Interestingly, protein-based beverages may decrease autophagy activity. In a randomized control crossover trial, eight males were administered different protein/carb beverages after completing a 36-hour fast.

A marker of autophagy activity (LC3II/LC3I ratio) was measured during the fasting vs. the non-fasting periods. A decrease in autophagy occurred when the men sipped on the protein-rich beverages (leucine-rich whey or soy-based protein) but not the carbohydrate-rich ones.

The researchers noted that these findings align with rodent studies where branched-chain amino acids tend to suppress autophagy during catabolic conditions (like fasting). Glucose, on the other hand, doesn't impact autophagy. [8]

Does coffee stop autophagy?

Current research suggests that coffee does not stop autophagy.
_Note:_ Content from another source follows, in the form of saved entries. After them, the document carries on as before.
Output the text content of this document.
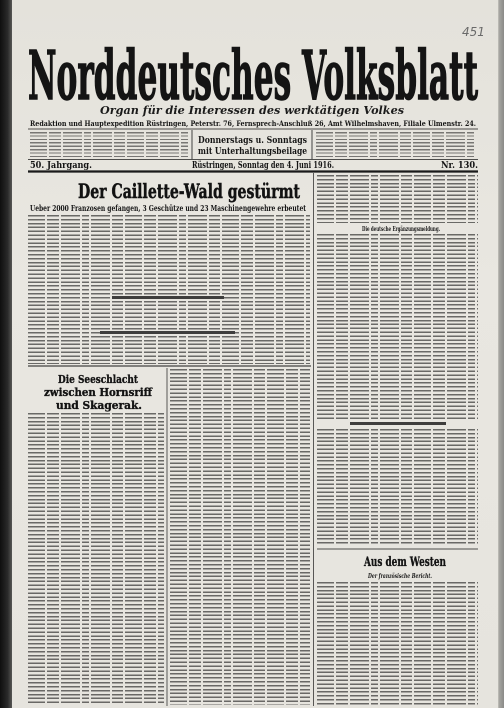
451
Norddeutsches Volksblatt
Organ für die Interessen des werktätigen Volkes
Redaktion und Hauptexpedition Rüstringen, Peterstr. 76, Fernsprech-Anschluß 26, Amt Wilhelmshaven, Filiale Ulmenstr. 24.
Donnerstags u. Sonntags
mit Unterhaltungsbeilage
50. Jahrgang.	Rüstringen, Sonntag den 4. Juni 1916.	Nr. 130.
Der Caillette-Wald gestürmt
Ueber 2000 Franzosen gefangen, 3 Geschütze und 23 Maschinengewehre erbeutet
Die Seeschlacht
zwischen Hornsriff
und Skagerak.
Die deutsche Ergänzungsmeldung.
Aus dem Westen
Der französische Bericht.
Research done in mice indicates that coffee stimulates autophagy in several tissues. [12]

a poster with different foods that promote autophagy

Foods that promote autophagy

Polyphenols, beneficial compounds found in plants, may play a role in inducing autophagy. Polyphenols stimulate various pathways, leading to autophagy and a longer lifespan. [4] For example, resveratrol is a common autophagy inducer in grape skins and nuts.

Other polyphenols include quercetin, green tea catechins, and curcumin. The following foods contain polyphenols that promote autophagy:

  • Green tea
  • Grape skin (red wine)
  • Nuts
  • Onions
  • Apples
  • Berries
  • Turmeric
  • Soybeans
  • Milk thistle

The power of balance

We've delved into autophagy, a natural process where your cells clean house. Fasting, especially intermittent fasting and calorie restriction, seems to be the key to activating autophagy, offering health benefits like reducing inflammation. But remember, balance is important—too much or too little autophagy can be harmful.